2 min read
Structured Output with JSON Mode: Reliable Data Extraction from LLMs
Extracting structured data from LLMs has historically been unreliable. JSON mode and structured outputs now guarantee valid, schema-conformant responses. Here’s how to use these features effectively for data extraction pipelines.
Using OpenAI Structured Outputs
The structured output feature ensures responses match your exact schema:
from openai import AzureOpenAI
from pydantic import BaseModel
from typing import Optional
from enum import Enum
class Priority(str, Enum):
LOW = "low"
MEDIUM = "medium"
HIGH = "high"
CRITICAL = "critical"
class ExtractedTicket(BaseModel):
title: str
description: str
priority: Priority
category: str
affected_system: Optional[str]
estimated_hours: Optional[float]
tags: list[str]
client = AzureOpenAI(...)
async def extract_ticket_info(email_content: str) -> ExtractedTicket:
response = await client.beta.chat.completions.parse(
model="gpt-4o",
messages=[
{
"role": "system",
"content": """Extract support ticket information from customer emails.

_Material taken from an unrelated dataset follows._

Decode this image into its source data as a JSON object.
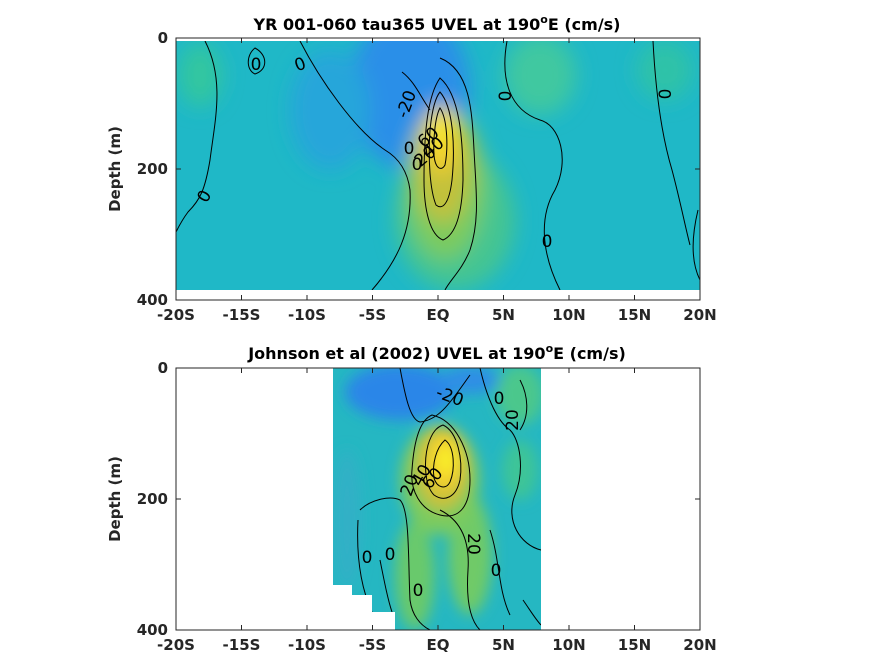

Infer priority from urgency language.
Categories: billing, technical, feature-request, general"""
},
{
"role": "user",
"content": email_content
}
],
response_format=ExtractedTicket
)
return response.choices[0].message.parsed
# Usage
email = """
Subject: URGENT - Production server down!
Our main application server crashed this morning and we can't
process any orders. This is affecting our entire business.
The error logs mention database connection timeouts.
Please help immediately!
"""
ticket = await extract_ticket_info(email)
# Returns: ExtractedTicket(
# title="Production server down",
# priority=Priority.CRITICAL,
# category="technical",
# affected_system="application server",
# ...
# )
Handling Complex Nested Structures
Define complex schemas with nested objects:
class LineItem(BaseModel):
description: str
quantity: int
unit_price: float
total: float
class Invoice(BaseModel):
invoice_number: str
vendor_name: str
issue_date: str
due_date: str
line_items: list[LineItem]
subtotal: float
tax_rate: float
tax_amount: float
total_amount: float
payment_terms: Optional[str]
async def extract_invoice(document_text: str) -> Invoice:
return await client.beta.chat.completions.parse(
model="gpt-4o",
messages=[{"role": "user", "content": f"Extract invoice data:\n\n{document_text}"}],
response_format=Invoice
).choices[0].message.parsed
Validation and Error Handling
Structured outputs eliminate parsing errors. Add business validation for semantic correctness - the schema ensures format, you ensure meaning.